Roman Abramovich (lead image) is the leading shareholder of the Russian steel, iron-ore and coal mining group called Evraz. Among Russia’s leading steel groups, it ranks second in output of crude steel; fourth in market value. It is the leader in indebtedness.

By international measures, Evraz also leads its Russian peers in its record of controlling noxious air and water emissions from mill and mine operations. CDP, an international agency for monitoring industrial pollution, reported a year ago its global answer to the question, “who’s ready to get tough on emissions?” Evraz came 12th in CDP’s table of the world steel emission control leaders; no other Russian steelmaker was ranked.  That was  not exactly a commendation in international terms. According to CDP, “Evraz ranks third last. It performs among the bottom companies on our emissions and energy benchmarking, and does not disclose forward-looking reduction targets, or any participation in research toward breakthrough emissions reduction technologies.

If you live in Novokuznetsk city, where Evraz operates two steel plants, the company’s international status is too good to be true. For the past decade, Evraz has been under local court and federal orders to put a stop to its waste water pollution by building a new water treatment plant. The company refuses.  It won’t explain, hoping that its influence with city, regional and federal government officials, will ensure that there will no enforcement, and no news of this either.

Six Russian steelmakers are listed on international stock exchanges; five them on the London exchange, and one, Mechel, on the New York Stock Exchange.
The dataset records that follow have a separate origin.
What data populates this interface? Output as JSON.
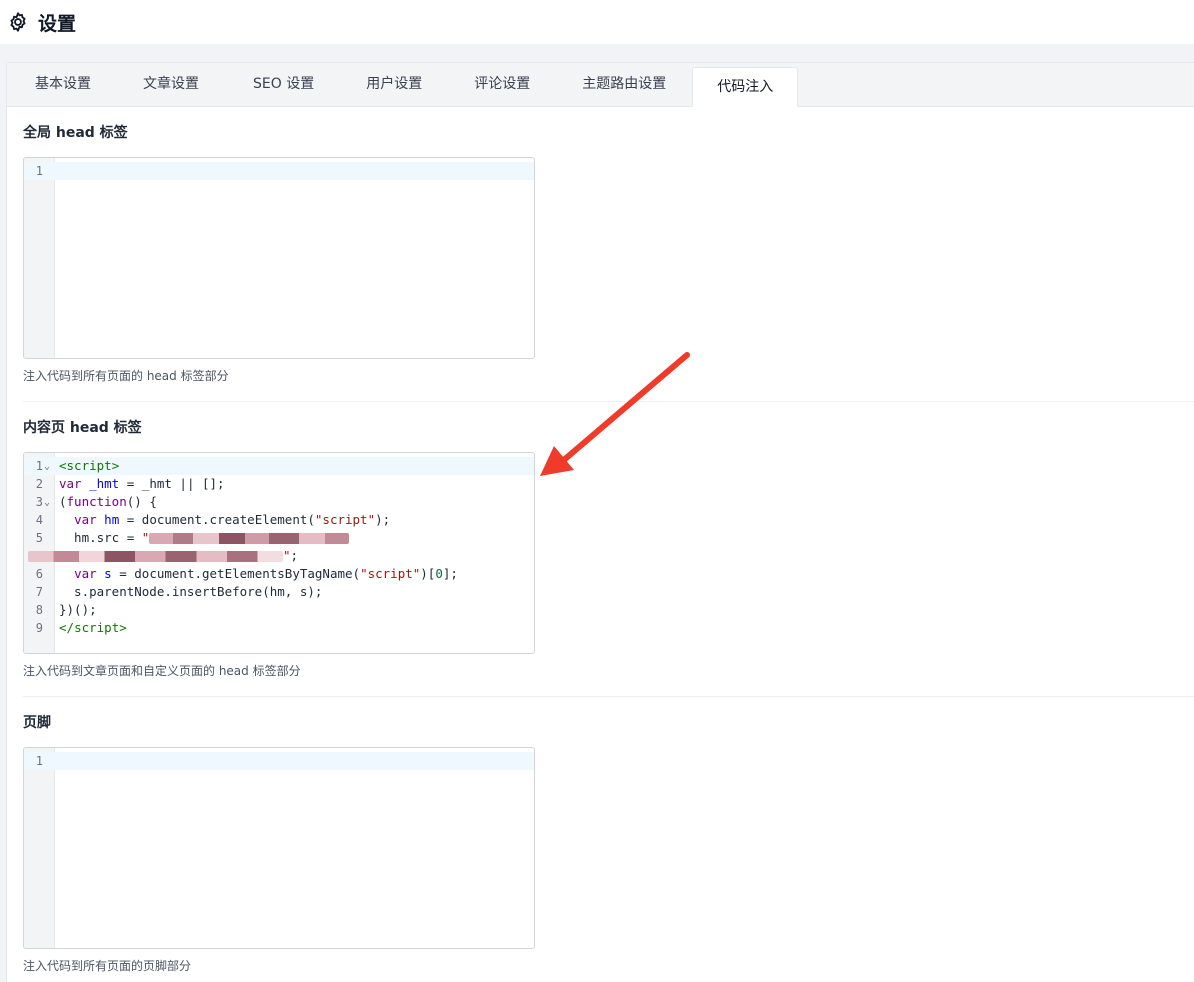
{
  "header": {
    "title": "设置",
    "icon": "gear-icon"
  },
  "tabs": [
    {
      "label": "基本设置",
      "active": false
    },
    {
      "label": "文章设置",
      "active": false
    },
    {
      "label": "SEO 设置",
      "active": false
    },
    {
      "label": "用户设置",
      "active": false
    },
    {
      "label": "评论设置",
      "active": false
    },
    {
      "label": "主题路由设置",
      "active": false
    },
    {
      "label": "代码注入",
      "active": true
    }
  ],
  "sections": {
    "global_head": {
      "label": "全局 head 标签",
      "help": "注入代码到所有页面的 head 标签部分",
      "line_numbers": [
        "1"
      ]
    },
    "content_head": {
      "label": "内容页 head 标签",
      "help": "注入代码到文章页面和自定义页面的 head 标签部分",
      "line_numbers": [
        "1",
        "2",
        "3",
        "4",
        "5",
        "6",
        "7",
        "8",
        "9"
      ],
      "code": {
        "l1_open": "<",
        "l1_tag": "script",
        "l1_close": ">",
        "l2_kw": "var",
        "l2_def": "_hmt",
        "l2_rest": " = _hmt || [];",
        "l3_open": "(",
        "l3_kw": "function",
        "l3_rest": "() {",
        "l4_kw": "var",
        "l4_def": "hm",
        "l4_mid": " = document.createElement(",
        "l4_str": "\"script\"",
        "l4_end": ");",
        "l5_lead": "  hm.src = ",
        "l5_str": "\"",
        "l5b_str": "\"",
        "l5b_end": ";",
        "l6_kw": "var",
        "l6_def": "s",
        "l6_mid": " = document.getElementsByTagName(",
        "l6_str": "\"script\"",
        "l6_num": "0",
        "l6_end": "];",
        "l7": "  s.parentNode.insertBefore(hm, s);",
        "l8": "})();",
        "l9_open": "</",
        "l9_tag": "script",
        "l9_close": ">"
      }
    },
    "footer": {
      "label": "页脚",
      "help": "注入代码到所有页面的页脚部分",
      "line_numbers": [
        "1"
      ]
    }
  },
  "colors": {
    "arrow": "#f03a2a",
    "tab_bar": "#f3f4f6",
    "page_bg": "#f1f3f7",
    "redaction": "#b06a7a"
  }
}
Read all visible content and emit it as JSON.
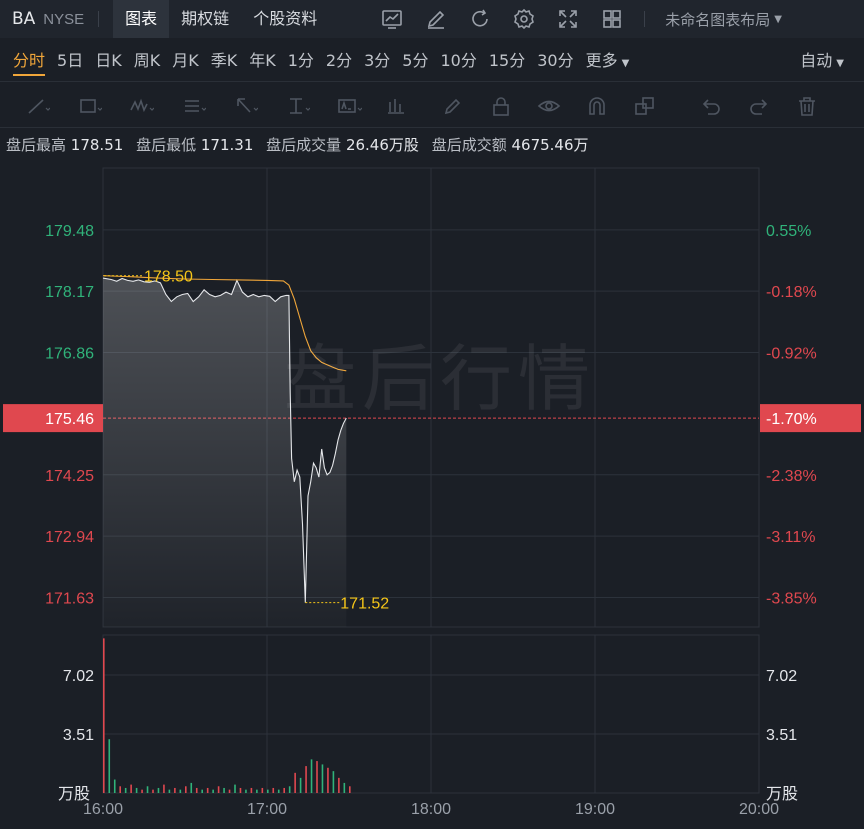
{
  "header": {
    "symbol": "BA",
    "exchange": "NYSE",
    "tabs": [
      {
        "label": "图表",
        "active": true
      },
      {
        "label": "期权链",
        "active": false
      },
      {
        "label": "个股资料",
        "active": false
      }
    ],
    "layout_label": "未命名图表布局"
  },
  "periods": [
    {
      "label": "分时",
      "active": true
    },
    {
      "label": "5日"
    },
    {
      "label": "日K"
    },
    {
      "label": "周K"
    },
    {
      "label": "月K"
    },
    {
      "label": "季K"
    },
    {
      "label": "年K"
    },
    {
      "label": "1分"
    },
    {
      "label": "2分"
    },
    {
      "label": "3分"
    },
    {
      "label": "5分"
    },
    {
      "label": "10分"
    },
    {
      "label": "15分"
    },
    {
      "label": "30分"
    },
    {
      "label": "更多",
      "dropdown": true
    }
  ],
  "scale_mode": "自动",
  "info": {
    "high_label": "盘后最高",
    "high_value": "178.51",
    "low_label": "盘后最低",
    "low_value": "171.31",
    "volume_label": "盘后成交量",
    "volume_value": "26.46万股",
    "amount_label": "盘后成交额",
    "amount_value": "4675.46万"
  },
  "watermark": "盘后行情",
  "colors": {
    "up": "#30b37a",
    "down": "#e0484f",
    "avg_line": "#f0a63a",
    "price_line": "#e6e8eb",
    "current_badge": "#e0484f",
    "marker_text": "#f5c518"
  },
  "chart_data": {
    "type": "line",
    "price_axis": {
      "left_ticks": [
        "179.48",
        "178.17",
        "176.86",
        "175.46",
        "174.25",
        "172.94",
        "171.63"
      ],
      "right_ticks": [
        "0.55%",
        "-0.18%",
        "-0.92%",
        "-1.70%",
        "-2.38%",
        "-3.11%",
        "-3.85%"
      ],
      "current_price": "175.46",
      "current_pct": "-1.70%",
      "ylim": [
        171.0,
        180.8
      ]
    },
    "markers": {
      "high": "178.50",
      "low": "171.52"
    },
    "x_ticks": [
      "16:00",
      "17:00",
      "18:00",
      "19:00",
      "20:00"
    ],
    "xlim": [
      0,
      240
    ],
    "price": [
      [
        0,
        178.45
      ],
      [
        3,
        178.42
      ],
      [
        5,
        178.38
      ],
      [
        7,
        178.44
      ],
      [
        9,
        178.4
      ],
      [
        11,
        178.38
      ],
      [
        13,
        178.41
      ],
      [
        15,
        178.37
      ],
      [
        17,
        178.36
      ],
      [
        19,
        178.39
      ],
      [
        21,
        178.35
      ],
      [
        23,
        178.1
      ],
      [
        25,
        177.95
      ],
      [
        27,
        178.05
      ],
      [
        29,
        178.1
      ],
      [
        31,
        178.12
      ],
      [
        33,
        177.95
      ],
      [
        35,
        178.05
      ],
      [
        37,
        178.2
      ],
      [
        39,
        178.1
      ],
      [
        41,
        178.05
      ],
      [
        43,
        178.08
      ],
      [
        45,
        178.15
      ],
      [
        47,
        178.1
      ],
      [
        49,
        178.4
      ],
      [
        51,
        178.15
      ],
      [
        53,
        178.05
      ],
      [
        55,
        178.1
      ],
      [
        57,
        178.05
      ],
      [
        59,
        178.08
      ],
      [
        61,
        178.06
      ],
      [
        63,
        177.95
      ],
      [
        65,
        178.05
      ],
      [
        67,
        178.08
      ],
      [
        68,
        178.08
      ],
      [
        68.5,
        176.0
      ],
      [
        69,
        174.6
      ],
      [
        70,
        174.1
      ],
      [
        71,
        174.35
      ],
      [
        72,
        174.2
      ],
      [
        73,
        173.2
      ],
      [
        74,
        171.52
      ],
      [
        75,
        173.8
      ],
      [
        76,
        174.1
      ],
      [
        77,
        174.5
      ],
      [
        78,
        174.4
      ],
      [
        79,
        174.2
      ],
      [
        80,
        174.8
      ],
      [
        81,
        174.4
      ],
      [
        82,
        174.25
      ],
      [
        83,
        174.3
      ],
      [
        84,
        174.45
      ],
      [
        85,
        174.7
      ],
      [
        86,
        175.0
      ],
      [
        87,
        175.2
      ],
      [
        88,
        175.35
      ],
      [
        89,
        175.46
      ]
    ],
    "average": [
      [
        0,
        178.5
      ],
      [
        10,
        178.48
      ],
      [
        20,
        178.45
      ],
      [
        30,
        178.43
      ],
      [
        40,
        178.42
      ],
      [
        50,
        178.41
      ],
      [
        60,
        178.4
      ],
      [
        66,
        178.39
      ],
      [
        68,
        178.3
      ],
      [
        70,
        178.0
      ],
      [
        72,
        177.6
      ],
      [
        74,
        177.2
      ],
      [
        76,
        176.9
      ],
      [
        78,
        176.75
      ],
      [
        80,
        176.65
      ],
      [
        82,
        176.6
      ],
      [
        84,
        176.55
      ],
      [
        86,
        176.5
      ],
      [
        88,
        176.48
      ],
      [
        89,
        176.47
      ]
    ],
    "volume": {
      "unit": "万股",
      "ticks": [
        "7.02",
        "3.51"
      ],
      "ylim": [
        0,
        9.4
      ],
      "bars": [
        [
          0,
          9.2,
          "down"
        ],
        [
          2,
          3.2,
          "up"
        ],
        [
          4,
          0.8,
          "up"
        ],
        [
          6,
          0.4,
          "down"
        ],
        [
          8,
          0.3,
          "up"
        ],
        [
          10,
          0.5,
          "down"
        ],
        [
          12,
          0.3,
          "up"
        ],
        [
          14,
          0.2,
          "down"
        ],
        [
          16,
          0.4,
          "up"
        ],
        [
          18,
          0.2,
          "down"
        ],
        [
          20,
          0.3,
          "up"
        ],
        [
          22,
          0.5,
          "down"
        ],
        [
          24,
          0.2,
          "up"
        ],
        [
          26,
          0.3,
          "down"
        ],
        [
          28,
          0.2,
          "up"
        ],
        [
          30,
          0.4,
          "down"
        ],
        [
          32,
          0.6,
          "up"
        ],
        [
          34,
          0.3,
          "down"
        ],
        [
          36,
          0.2,
          "up"
        ],
        [
          38,
          0.3,
          "down"
        ],
        [
          40,
          0.2,
          "up"
        ],
        [
          42,
          0.4,
          "down"
        ],
        [
          44,
          0.3,
          "up"
        ],
        [
          46,
          0.2,
          "down"
        ],
        [
          48,
          0.5,
          "up"
        ],
        [
          50,
          0.3,
          "down"
        ],
        [
          52,
          0.2,
          "up"
        ],
        [
          54,
          0.3,
          "down"
        ],
        [
          56,
          0.2,
          "up"
        ],
        [
          58,
          0.3,
          "down"
        ],
        [
          60,
          0.2,
          "up"
        ],
        [
          62,
          0.3,
          "down"
        ],
        [
          64,
          0.2,
          "up"
        ],
        [
          66,
          0.3,
          "down"
        ],
        [
          68,
          0.4,
          "up"
        ],
        [
          70,
          1.2,
          "down"
        ],
        [
          72,
          0.9,
          "up"
        ],
        [
          74,
          1.6,
          "down"
        ],
        [
          76,
          2.0,
          "up"
        ],
        [
          78,
          1.9,
          "down"
        ],
        [
          80,
          1.7,
          "up"
        ],
        [
          82,
          1.5,
          "down"
        ],
        [
          84,
          1.3,
          "up"
        ],
        [
          86,
          0.9,
          "down"
        ],
        [
          88,
          0.6,
          "up"
        ],
        [
          90,
          0.4,
          "down"
        ]
      ]
    }
  }
}
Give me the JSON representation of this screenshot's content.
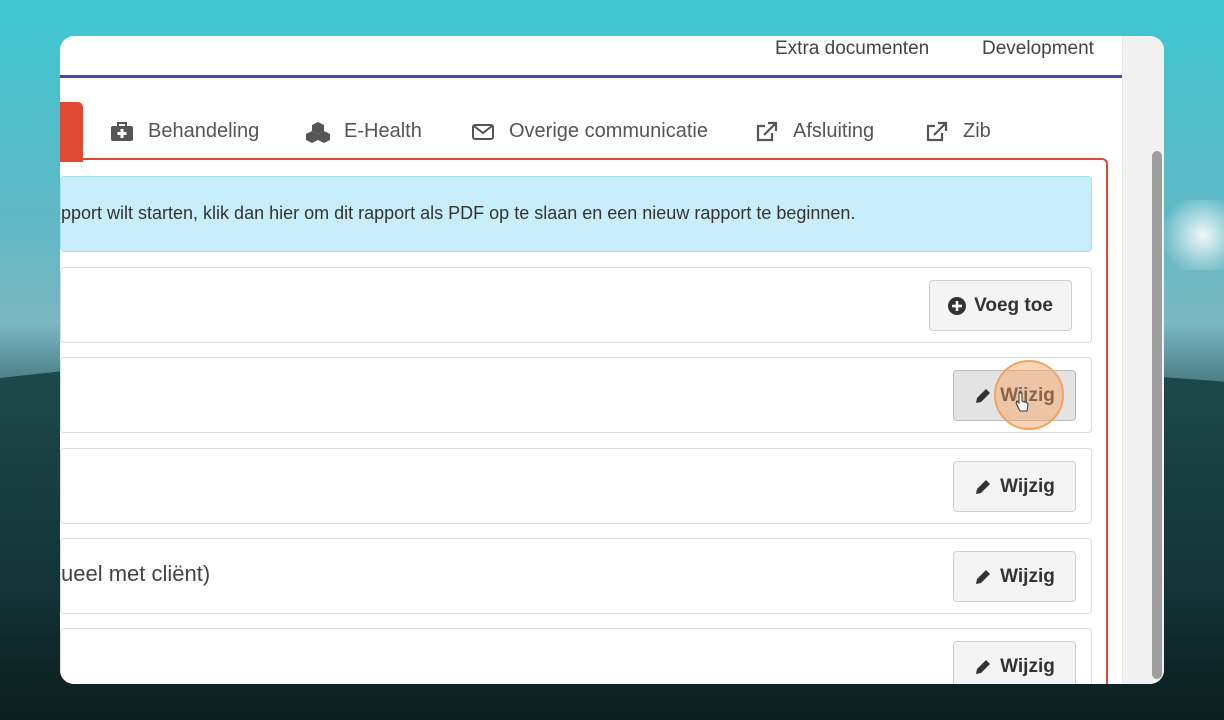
{
  "topnav": {
    "links": [
      "Extra documenten",
      "Development"
    ]
  },
  "tabs": [
    {
      "label": "Behandeling",
      "icon": "medical-kit-icon"
    },
    {
      "label": "E-Health",
      "icon": "cubes-icon"
    },
    {
      "label": "Overige communicatie",
      "icon": "envelope-icon"
    },
    {
      "label": "Afsluiting",
      "icon": "external-link-icon"
    },
    {
      "label": "Zib",
      "icon": "external-link-icon"
    }
  ],
  "alert": {
    "text": "pport wilt starten, klik dan hier om dit rapport als PDF op te slaan en een nieuw rapport te beginnen."
  },
  "rows": [
    {
      "text": "",
      "button": {
        "label": "Voeg toe",
        "icon": "plus-circle-icon"
      }
    },
    {
      "text": "",
      "button": {
        "label": "Wijzig",
        "icon": "pencil-icon"
      }
    },
    {
      "text": "",
      "button": {
        "label": "Wijzig",
        "icon": "pencil-icon"
      }
    },
    {
      "text": "ueel met cliënt)",
      "button": {
        "label": "Wijzig",
        "icon": "pencil-icon"
      }
    },
    {
      "text": "",
      "button": {
        "label": "Wijzig",
        "icon": "pencil-icon"
      }
    }
  ],
  "colors": {
    "accent": "#e04a35",
    "nav_border": "#3b4fa3",
    "alert_bg": "#c9eefb",
    "click_ring": "#f2a263"
  }
}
This is misleading; they are all one-man businesses; most of the cash dividends go straight into their pockets.

Novolipetsk Metallurgical Combine (NLMK), owned by Vladimir Lisin, leads the sector with a market capitalization of $14.2 billion, It produces 16 million tonnes of crude steel each year, way ahead of its nearest Russian rival.  In market cap Severstal, owned by Alexei Mordashov, comes second at $13.2 billion; its annual output is 11.6 million tonnes of crude steel . Magnitogorsk Metallurgical Combine (MMK), owned by Victor Rashnikov, produces more steel – 12.5 million tonnes – but trails in market value at $9.1 billion.  

Outside the top four, Dmitry Pumpyansk’s pipemaking combine TMK is valued on the London Stock Exchange at $1.4 billion; Mechel, the property of Igor Zyuzin, is valued at $1.03 billion. Zyuzin’s benighted story can be followed here.  He is the worst polluter of the Russian steelmakers, and is responsible for most of the murk which blankets Chelyabinsk city regularly in winter; for details, click


At a convention of the Russian Union of Industrialists and entrepreneurs in 2016, left to right, Vladimir Lisin, Alexei Mordashov, and Igor Zyuzin. Seated to their right, apart, was Victor Rashnikov. Roman Abramovich has almost never been photographed in the company of his fellow steelmakers.

Abramovich had the reputation of being light-fingered during the asset acquisition stage of his business career. Tested for truth-telling in the London High Court by Boris Berezovsky, the latter was judged to be the bigger liar; click to read.  

Debt weighs heavily on Abramovich’s reputation.  Evraz ranks last of the top four in market cap at £4.6 billion ($6.1 billion), and the company is carrying $4.3 billion in net debt – Abramovich is the most heavily indebted of the major Russian steelmakers; only Zyuzin of Mechel owes more money (about $7.4 billion).

NLMK owes $3.4 billion (net debt);  Severstal, $827 million; and MMK, $239 million. Their stories can be followed by clicking on their names.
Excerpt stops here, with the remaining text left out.